Frequently Asked Questions

Where does the data come from?

All data is from CMS public use files available at data.cms.gov. We download, consolidate, and serve it through a modern API. No private or restricted data.

Is this affiliated with CMS?

No. HealthcareDataAI is an independent project. We use CMS data but are not endorsed by, sponsored by, or affiliated with CMS or the federal government. All analysis and opinions are our own.

Can I use this for commercial purposes?

Yes. CMS data is public domain and can be used commercially. Our API and transformed datasets are also free to use. Just attribute the data source (CMS) and respect our rate limits.

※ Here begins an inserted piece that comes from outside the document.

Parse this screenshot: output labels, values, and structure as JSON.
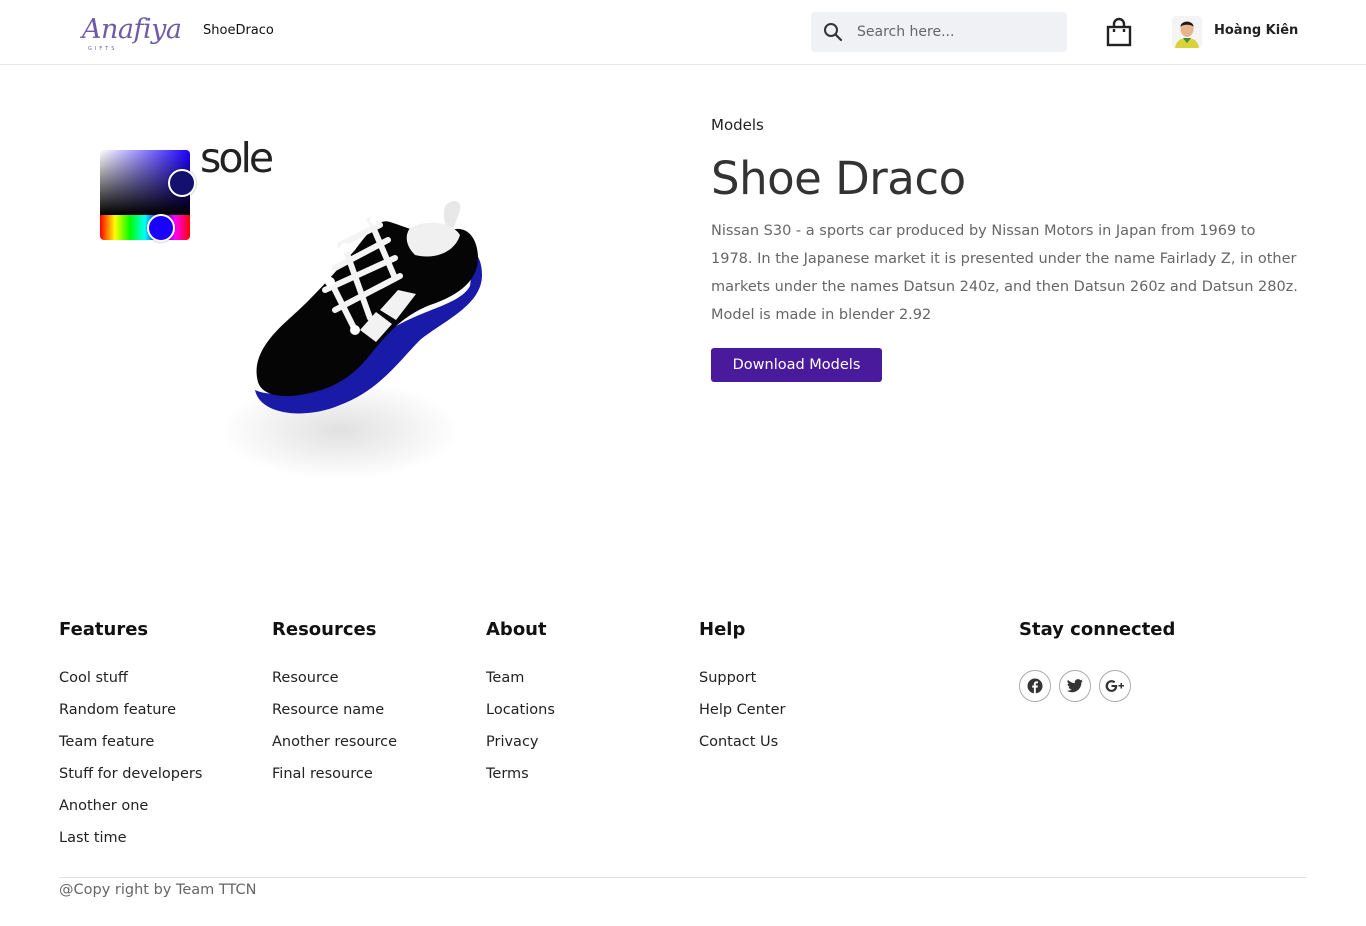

How often is data updated?

Quarterly, following CMS release schedules. NPPES updates monthly, Open Payments updates quarterly, Medicare utilization updates annually. We track the latest releases and refresh our database accordingly.

Do you have patient-level data?

No. All our data is provider-level aggregates (total services, total payments, etc.). Individual patient claims require a Data Use Agreement with CMS and are not available through our platform.

Can I download the entire database?

Yes, via Research Access (Tier 2). Request access through our data access page, describe your use case, and we'll send you a download link for the full DuckDB database (6GB).

How can I contribute or report issues?

The project is on GitHub. Open an issue for bugs or feature requests. Pull requests welcome for pipeline improvements or new data sources.